Она теперь все время спала. Сон Иры был тягостной мукой, от которой она никак не могла освободиться. Она не могла вспомнить, где и когда начался этот сон. Она помнила вокзал. Помнила электричку. Сначала переполненную, а потом почти пустую. Помнила, как пошла куда-то. Вероятно, в туалет… Она шла сквозь пустые вагоны, чувствуя позади себя движение, но не обращая внимания на двигавшегося чуть позади мужчину. Она уже открывала дверь туалета, как что-то страшное и тяжелое обрушилось на ее голову. На целую вечность Ира выпала из этого мира. Но спустя какое-то время телом ощутила шарящие руки, опустошавшие ее карманы, выдиравшие из ее рук сумку. Она лежала ничком между стеной и унитазом, с интуитивным содроганием находила в себе силы думать о запахе и о грязи, в которую попала. А потом раздался щелчок закрываемой двери. Электричка убаюкала ее раскалывавшуюся на острые части голову. Все провалилось в темноту. Лишь покачивание вагона убеждало Иру в том, что мир существует и она в нем пока еще есть.
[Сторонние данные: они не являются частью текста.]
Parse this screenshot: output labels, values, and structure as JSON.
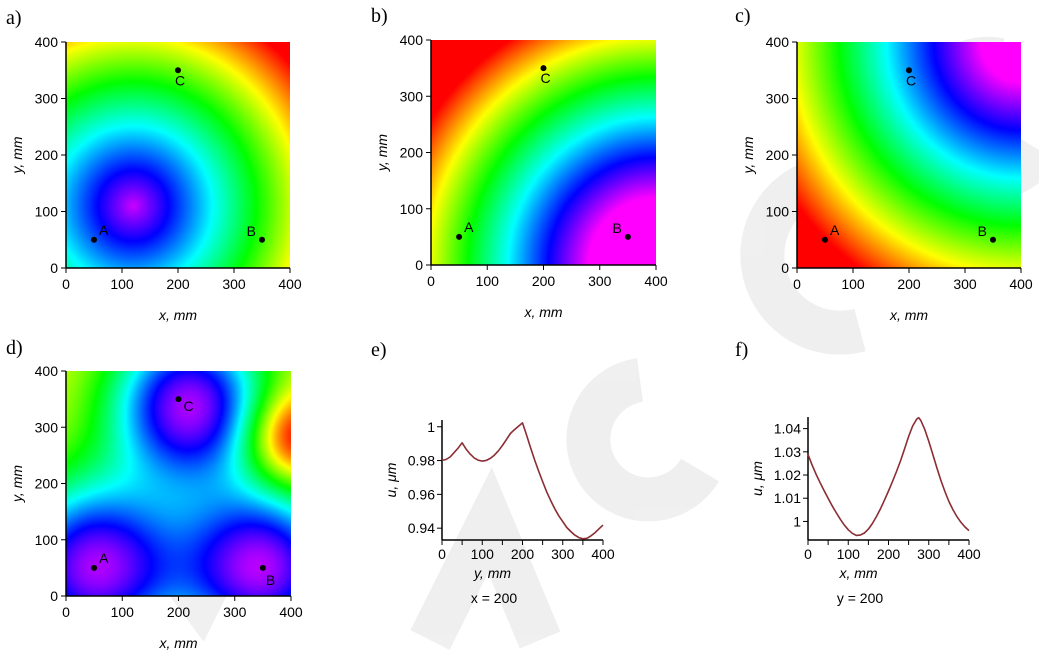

Иногда Ира слышала настойчивое дерганье ручки двери. Хотя не понимала значения и смысла этого шума. Явления и вещи в ее сознании утратили человеческий смысл, привычно отраженный в словах.
Еще вечность прошла до того, как кто-то открыл дверь. С этого момента Иру начали дергать, толкать, плавно нести куда-то. Она слышала звуки, но не могла понять, что они означают. Она отдалась на волю тех, кто был реальнее ее, кто лучше ее знал, что с ней происходило. Потом она погрузилась в тот самый долгий сон, из которого не могла найти выхода и который не спасал ни от боли, ни от мучительного желания что-то вспомнить. Ее терзал свет — требовательный свет жизни, частью которой она перестала быть. Ей хотелось сказать, чтобы ее оставили в покое во тьме и самобичующем раскаянии. В них она находила утешение. Но свет и звуки неизменно вторгались в ее темные сны, разрывали их, словно бумажные стены китайского дома.